I started making up stories when I was very small, even before I could write them down. I always dreamed of writing my stories and seeing my books on library shelves one day, where everyone could read them. After years of writing and working and writing some more, I finally got my dream. You can find my books on your library shelves.

I write fiction and nonfiction books for young readers, nonfiction books for adult readers, and all kinds of magazine stories, articles, puzzles and activities for youngsters and for adults. And I’ve got new stories and book ideas in the works all the time.

I also visit schools to meet and talk with students, speak at Young Author Conferences, and serve on the faculty of writing workshops and conferences across the United States. For more info, visit my blog.

Let the conversation begin!

You write fiction and non-fiction. Do you favor one over the other?

I like them both in alternating projects. I love research, and history plays an important role in almost all of my fiction. But when I write fiction I’m not limited to what really happened – I get to interact with my characters, and that makes the writing process really exciting. Also – when I write fiction, the theme comes entirely from within me, so the take-away from the book is more personal. When I write non-fiction the theme must come from the subject matter, although I choose the subject matter because some aspect of it resonates with me.

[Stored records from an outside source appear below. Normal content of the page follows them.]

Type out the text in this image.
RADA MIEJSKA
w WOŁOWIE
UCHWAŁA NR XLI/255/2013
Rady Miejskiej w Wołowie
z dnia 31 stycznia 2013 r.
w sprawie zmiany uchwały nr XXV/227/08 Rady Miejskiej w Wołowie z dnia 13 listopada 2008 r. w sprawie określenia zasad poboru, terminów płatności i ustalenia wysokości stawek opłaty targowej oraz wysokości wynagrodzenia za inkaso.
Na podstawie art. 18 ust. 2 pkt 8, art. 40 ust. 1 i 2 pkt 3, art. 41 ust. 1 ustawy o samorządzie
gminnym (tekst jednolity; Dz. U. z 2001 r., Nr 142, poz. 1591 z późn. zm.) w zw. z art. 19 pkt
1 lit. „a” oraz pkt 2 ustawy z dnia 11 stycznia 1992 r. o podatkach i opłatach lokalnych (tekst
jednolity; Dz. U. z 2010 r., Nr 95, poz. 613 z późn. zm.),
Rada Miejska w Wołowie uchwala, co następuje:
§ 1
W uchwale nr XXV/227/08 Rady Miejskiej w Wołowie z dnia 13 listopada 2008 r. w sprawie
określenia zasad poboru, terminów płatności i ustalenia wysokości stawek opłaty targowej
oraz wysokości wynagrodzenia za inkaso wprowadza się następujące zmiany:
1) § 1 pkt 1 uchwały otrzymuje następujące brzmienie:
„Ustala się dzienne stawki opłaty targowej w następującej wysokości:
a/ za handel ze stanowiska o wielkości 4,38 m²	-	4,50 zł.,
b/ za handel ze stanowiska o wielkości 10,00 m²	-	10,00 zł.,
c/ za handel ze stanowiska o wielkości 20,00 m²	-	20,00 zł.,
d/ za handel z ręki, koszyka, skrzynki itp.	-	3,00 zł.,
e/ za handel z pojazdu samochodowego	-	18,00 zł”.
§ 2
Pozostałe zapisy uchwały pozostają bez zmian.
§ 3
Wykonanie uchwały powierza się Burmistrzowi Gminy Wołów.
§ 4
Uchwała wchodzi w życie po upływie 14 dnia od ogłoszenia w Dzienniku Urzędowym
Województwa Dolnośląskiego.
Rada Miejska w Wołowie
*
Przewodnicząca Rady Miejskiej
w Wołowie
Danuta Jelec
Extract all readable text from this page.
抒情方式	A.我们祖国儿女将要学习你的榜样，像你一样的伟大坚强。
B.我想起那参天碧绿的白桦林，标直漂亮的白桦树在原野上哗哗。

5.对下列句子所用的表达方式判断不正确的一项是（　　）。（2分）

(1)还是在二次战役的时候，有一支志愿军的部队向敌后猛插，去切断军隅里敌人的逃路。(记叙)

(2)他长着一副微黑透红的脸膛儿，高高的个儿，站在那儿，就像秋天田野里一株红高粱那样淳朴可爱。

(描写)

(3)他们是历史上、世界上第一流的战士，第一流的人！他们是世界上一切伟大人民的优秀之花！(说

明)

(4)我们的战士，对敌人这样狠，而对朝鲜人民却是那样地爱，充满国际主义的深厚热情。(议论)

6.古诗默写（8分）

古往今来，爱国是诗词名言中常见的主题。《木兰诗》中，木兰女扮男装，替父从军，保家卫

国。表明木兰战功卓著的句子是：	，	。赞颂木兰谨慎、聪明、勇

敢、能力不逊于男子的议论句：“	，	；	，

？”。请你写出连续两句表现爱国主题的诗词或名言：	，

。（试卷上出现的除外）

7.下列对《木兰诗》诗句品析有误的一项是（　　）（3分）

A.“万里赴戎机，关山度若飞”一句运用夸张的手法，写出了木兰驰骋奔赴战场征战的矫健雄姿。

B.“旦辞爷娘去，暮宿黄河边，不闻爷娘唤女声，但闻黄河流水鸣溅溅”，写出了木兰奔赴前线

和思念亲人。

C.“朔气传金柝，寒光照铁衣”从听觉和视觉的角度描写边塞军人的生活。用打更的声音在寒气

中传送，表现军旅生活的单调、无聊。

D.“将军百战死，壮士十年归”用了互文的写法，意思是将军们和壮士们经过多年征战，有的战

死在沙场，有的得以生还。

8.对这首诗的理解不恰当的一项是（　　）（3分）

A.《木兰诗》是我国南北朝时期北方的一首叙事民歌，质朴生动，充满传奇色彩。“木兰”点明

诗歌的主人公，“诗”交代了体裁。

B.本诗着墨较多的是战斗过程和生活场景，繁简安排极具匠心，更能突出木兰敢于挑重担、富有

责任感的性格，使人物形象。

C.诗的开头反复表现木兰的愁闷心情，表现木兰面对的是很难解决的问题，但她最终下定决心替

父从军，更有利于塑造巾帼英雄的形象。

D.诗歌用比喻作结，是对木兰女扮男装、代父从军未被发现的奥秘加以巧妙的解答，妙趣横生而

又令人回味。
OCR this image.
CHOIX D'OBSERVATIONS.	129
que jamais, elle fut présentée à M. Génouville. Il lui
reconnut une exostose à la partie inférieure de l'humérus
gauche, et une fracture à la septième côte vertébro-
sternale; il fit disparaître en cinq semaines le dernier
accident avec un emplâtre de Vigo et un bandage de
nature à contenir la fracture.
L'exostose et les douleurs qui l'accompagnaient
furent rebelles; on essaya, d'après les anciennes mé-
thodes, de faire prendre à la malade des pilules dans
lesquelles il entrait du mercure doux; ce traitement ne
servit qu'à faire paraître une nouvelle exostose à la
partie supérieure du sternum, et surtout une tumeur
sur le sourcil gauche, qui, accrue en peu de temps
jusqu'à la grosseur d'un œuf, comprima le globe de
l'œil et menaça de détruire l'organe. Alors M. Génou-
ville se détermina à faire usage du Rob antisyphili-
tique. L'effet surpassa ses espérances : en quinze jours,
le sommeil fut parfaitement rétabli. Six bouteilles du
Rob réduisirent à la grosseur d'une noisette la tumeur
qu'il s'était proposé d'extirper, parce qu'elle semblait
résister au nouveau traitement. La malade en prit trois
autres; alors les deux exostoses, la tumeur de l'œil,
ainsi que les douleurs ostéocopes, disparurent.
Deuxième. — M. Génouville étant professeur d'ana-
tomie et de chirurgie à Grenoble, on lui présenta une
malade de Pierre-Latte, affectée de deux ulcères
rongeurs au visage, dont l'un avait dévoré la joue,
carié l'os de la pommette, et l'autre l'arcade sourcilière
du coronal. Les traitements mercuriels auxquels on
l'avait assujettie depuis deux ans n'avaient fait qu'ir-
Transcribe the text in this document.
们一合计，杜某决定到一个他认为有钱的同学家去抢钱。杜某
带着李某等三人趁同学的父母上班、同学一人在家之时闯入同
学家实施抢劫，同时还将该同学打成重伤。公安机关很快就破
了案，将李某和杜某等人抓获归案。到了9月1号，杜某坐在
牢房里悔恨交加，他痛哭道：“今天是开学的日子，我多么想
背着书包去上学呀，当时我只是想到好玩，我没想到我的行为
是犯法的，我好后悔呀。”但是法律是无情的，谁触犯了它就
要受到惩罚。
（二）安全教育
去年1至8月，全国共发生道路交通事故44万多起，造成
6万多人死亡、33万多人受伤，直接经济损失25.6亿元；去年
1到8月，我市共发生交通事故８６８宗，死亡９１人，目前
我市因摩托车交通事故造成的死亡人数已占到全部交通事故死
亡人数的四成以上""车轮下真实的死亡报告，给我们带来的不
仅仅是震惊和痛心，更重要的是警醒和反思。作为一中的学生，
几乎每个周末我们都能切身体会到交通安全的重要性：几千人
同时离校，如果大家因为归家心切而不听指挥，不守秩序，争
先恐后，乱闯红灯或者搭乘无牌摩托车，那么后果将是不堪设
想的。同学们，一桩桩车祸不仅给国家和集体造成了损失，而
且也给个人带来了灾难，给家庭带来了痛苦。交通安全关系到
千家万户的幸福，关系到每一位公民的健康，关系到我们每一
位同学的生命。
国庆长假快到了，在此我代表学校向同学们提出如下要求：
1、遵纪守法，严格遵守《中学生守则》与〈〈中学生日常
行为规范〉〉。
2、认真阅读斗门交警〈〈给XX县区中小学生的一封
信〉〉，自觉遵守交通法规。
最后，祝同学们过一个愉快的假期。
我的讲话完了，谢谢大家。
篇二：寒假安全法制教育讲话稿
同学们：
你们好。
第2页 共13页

Are your characters completely fictional? Or do you base them off real people?

My characters are completely fictional, although I often “borrow” traits from real people that fit the characters I’m writing about, if those traits fit the character’s personality. If I’m writing about a real character, like the ghost in Ghost Cadet, which was based on a real person, I make sure my research is complete enough that my ghost character is completely consistent with the real person.

What initially drew you to writing for young readers?

I always wanted to write (from early childhood) and I always wanted to write books that would make my readers think, that would inspire them to question their assumptions and explore new ideas. Because one of my university majors was English and I studied many “great books” that were written for adults, I assumed that I’d be writing for adults. But as I grew up and got to know more adults, I realized that many grown-ups preferred not to read in order to question their assumptions. Most grown-ups seemed to want to read books that confirmed their assumptions, that assured them they had made the right choices in their lives. But young readers were always exploring new ideas and questioning their assumptions. When I realized this, I realized that they were the right readership for me.

When are you the most productive? (Morning, noon, or night?)

I used to be the most productive in the afternoon and at night, but my writing process is evolving. I find myself waking up and wanting to get to my writing right away, so I’ve become more productive in the morning (not early morning – I’m not an early riser! If I try to force myself to get up too early, like before 8 or 9, my mind is groggy when it comes to trying to write). Then I catch up on things like e-mail and other online activities in the afternoons. But I still find myself thinking and working at night, often until midnight or later. I think every person needs to trust their internal clock to tell them when it’s the best time to write.

What is the best writing advice you’ve ever received?

When I was in college, the English professor who taught Shakespeare and theatre (and later taught mysteries – wish he’d taught that while I was there!) wouldn’t let me get away with writing good papers, as I did for other professors. He demanded that I write excellent papers in order to get a good grade from him, because he said I was capable of it and I wasn’t trying my hardest when I turned in a paper that was merely good. His name was J. Dennis Huston, and he taught me how important it was to write better than I believed I could. That lesson taught me never to settle for a promising first draft or first revision that produced a good manuscript, and opened me to the vast possibilities of revision to reveal a book’s heart as clearly as I can.